L'annonce de ce projet de modifier la loi électorale causa, on le comprend, un grand émoi dans le monde politique; des conférences multipliées eurent lieu dans le parti conservateur pour s'entendre, et sur l'opportunité et sur les conditions de cette réforme. J'assistai à quelques-unes de ces conférences; tous mes amis étaient fort animés : ils étaient à peu près unanimes pour proclamer la nécessité de modifier la loi électorale sous peine, disaient-ils, de mort à jour

fixe. M. le duc de Broglie, particulièrement, qui, ordinairement, a des vues plus claires en politique, n'apercevait de salut que dans une réforme assez profonde du suffrage universel, et je crois que c'est lui qui imagina la condition des trois ans de domicile. J'étais loin de partager ces impressions; d'abord, je trouvais que répondre par une espèce de coup d'État législatif à une élection partielle de quelques représentants de la Montagne, lorsque la majorité, dans l'Assemblée, était si forte et si assurée, c'était jouer un jeu puéril et dangereux, le même que celui que la branche aînée des Bourbons avait joué, alors qu'elle avait répondu à l'élection de l'abbé Grégoire par celui du double vote, qui lui avait apporté si peu de profit. Dans mon opinion, d'ailleurs, l'élection de Paris était une contre-réaction, en quelque sorte, qu'une politique moins agressive contre la République aurait pu prévenir et pouvait encore réparer; et puis, je n'aimais pas cette lutte ouverte entre le corps électoral et le gouvernement: celui-ci se défendait contre des élections libres à coups de lois.
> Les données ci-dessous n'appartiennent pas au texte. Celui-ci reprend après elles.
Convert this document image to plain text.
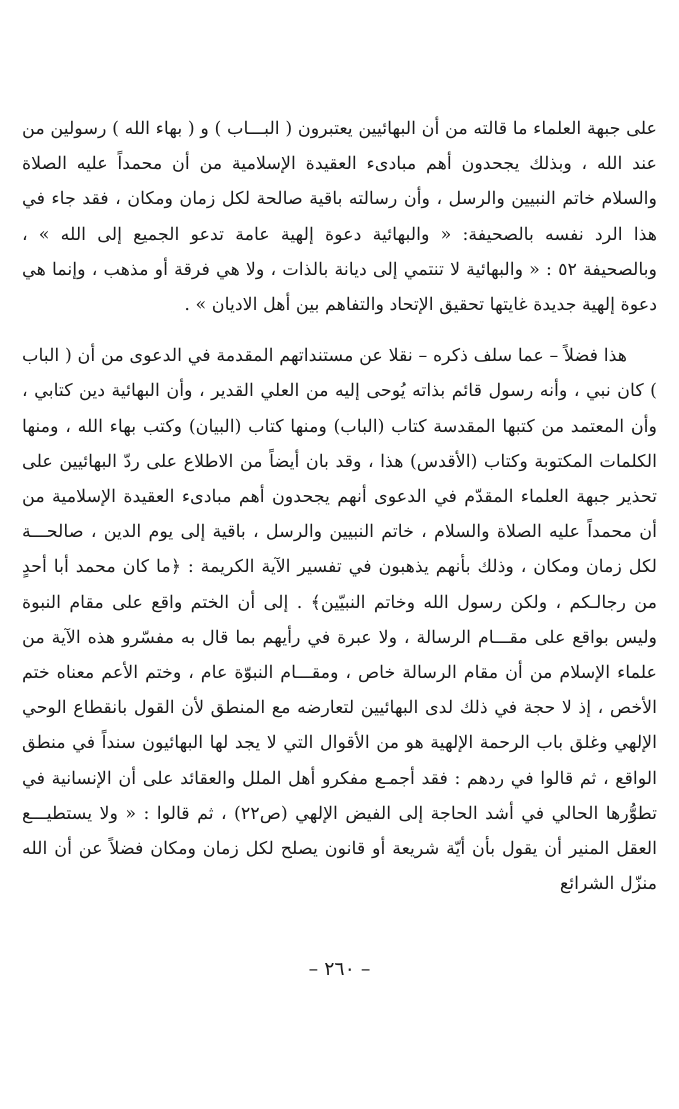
على جبهة العلماء ما قالته من أن البهائيين يعتبرون ( البـــاب ) و ( بهاء الله ) رسولين من عند الله ، وبذلك يجحدون أهم مبادىء العقيدة الإسلامية من أن محمداً عليه الصلاة والسلام خاتم النبيين والرسل ، وأن رسالته باقية صالحة لكل زمان ومكان ، فقد جاء في هذا الرد نفسه بالصحيفة: « والبهائية دعوة إلهية عامة تدعو الجميع إلى الله » ، وبالصحيفة ٥٢ : « والبهائية لا تنتمي إلى ديانة بالذات ، ولا هي فرقة أو مذهب ، وإنما هي دعوة إلهية جديدة غايتها تحقيق الإتحاد والتفاهم بين أهل الاديان » .

هذا فضلاً – عما سلف ذكره – نقلا عن مستنداتهم المقدمة في الدعوى من أن ( الباب ) كان نبي ، وأنه رسول قائم بذاته يُوحى إليه من العلي القدير ، وأن البهائية دين كتابي ، وأن المعتمد من كتبها المقدسة كتاب (الباب) ومنها كتاب (البيان) وكتب بهاء الله ، ومنها الكلمات المكتوبة وكتاب (الأقدس) هذا ، وقد بان أيضاً من الاطلاع على ردّ البهائيين على تحذير جبهة العلماء المقدّم في الدعوى أنهم يجحدون أهم مبادىء العقيدة الإسلامية من أن محمداً عليه الصلاة والسلام ، خاتم النبيين والرسل ، باقية إلى يوم الدين ، صالحـــة لكل زمان ومكان ، وذلك بأنهم يذهبون في تفسير الآية الكريمة : ﴿ما كان محمد أبا أحدٍ من رجالـكم ، ولكن رسول الله وخاتم النبيّين﴾ . إلى أن الختم واقع على مقام النبوة وليس بواقع على مقـــام الرسالة ، ولا عبرة في رأيهم بما قال به مفسّرو هذه الآية من علماء الإسلام من أن مقام الرسالة خاص ، ومقـــام النبوّة عام ، وختم الأعم معناه ختم الأخص ، إذ لا حجة في ذلك لدى البهائيين لتعارضه مع المنطق لأن القول بانقطاع الوحي الإلهي وغلق باب الرحمة الإلهية هو من الأقوال التي لا يجد لها البهائيون سنداً في منطق الواقع ، ثم قالوا في ردهم : فقد أجمـع مفكرو أهل الملل والعقائد على أن الإنسانية في تطوُّرها الحالي في أشد الحاجة إلى الفيض الإلهي (ص٢٢) ، ثم قالوا : « ولا يستطيـــع العقل المنير أن يقول بأن أيّة شريعة أو قانون يصلح لكل زمان ومكان فضلاً عن أن الله منزّل الشرائع

– ٢٦٠ –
Une fois engagé dans cette voie, où s'arrêterait-il ? J'ajoutais, en outre, que, tant que l'Assemblée et le Pouvoir exécutif seraient d'accord, la majorité était assurée au parti conservateur, même avec la loi existante: que si, au contraire, un conflit s'établissait entre ces deux puissances, la réforme proposée serait complétement impuissante et pourrait même devenir un danger sérieux pour la République. Vains raisonnements, qui étaient à peine écoutés. J'ai vérifié une fois de plus, dans cette circonstance, combien il est impossible de changer, en France, certains courants d'opinions, lorsqu'ils se sont une fois formés : il semble qu'ils empruntent à la furia francese quelque chose de soudain et d'irrésistible. J'avais déjà vainement essayé de remonter un de ces courants, lors du suffrage universel et à l'occasion

des deux chambres; c'est un pareil courant qui, dans ce moment, nous emportait dans un sens contraire, et malgré mes efforts.

Je fis une dernière tentative dans une réunion nombreuse du parti conservateur, qui se tenait dans un salon de la rue des Pyramides. Plusieurs orateurs s'étaient succédé pour faire ressortir les nécessités de la réforme et exalter les heureux résultats qu'elle produirait. Je me levai, annonçant que je me contenterais d'adresser à la réunion une seule question.

Je vois bien, leur dis-je, ce que vous enlevez par votre projet, au Président de la République, je ne vois pas ce que vous lui donnez en échange. Vous lui retirez trois ou quatre millions d'électeurs, qui certainement représentent, au moins, en grande partie, la majorité par laquelle il a été élu d'emblée à la présidence et sans qu'il ait été nécessaire de recourir au choix de l'assemblée; lui donnez-vous, au moins, l'assurance qu'il pourra tenter les chances d'une réélection, et que, ce cas échéant, s'il n'atteint pas le chiffre exigé par la Constitution, grâce aux suppressions que vous voulez opérer, le choix du Corps législatif lui est d'avance garanti?...

A peine avais-je posé cette simple question, qu'un tumulte général s'éleva parmi les assistants; les interpellations m'arrivaient en foule. Enfin M. Thiers se leva et déclara : « Qu'il ne me comprenait pas; que la loi était présentée par un des ministres du Président de la République et était réputée légalement son œuvre personnelle; qu'il n'y avait, par conséquent, aucune crainte raisonnable à concevoir sur sa résolution de faire passer la loi et de la maintenir. »

Je me bornai à répliquer que, puisque ma question n'était pas comprise, je laissais aux événements le soin de la rendre plus claire et d'en déterminer la portée.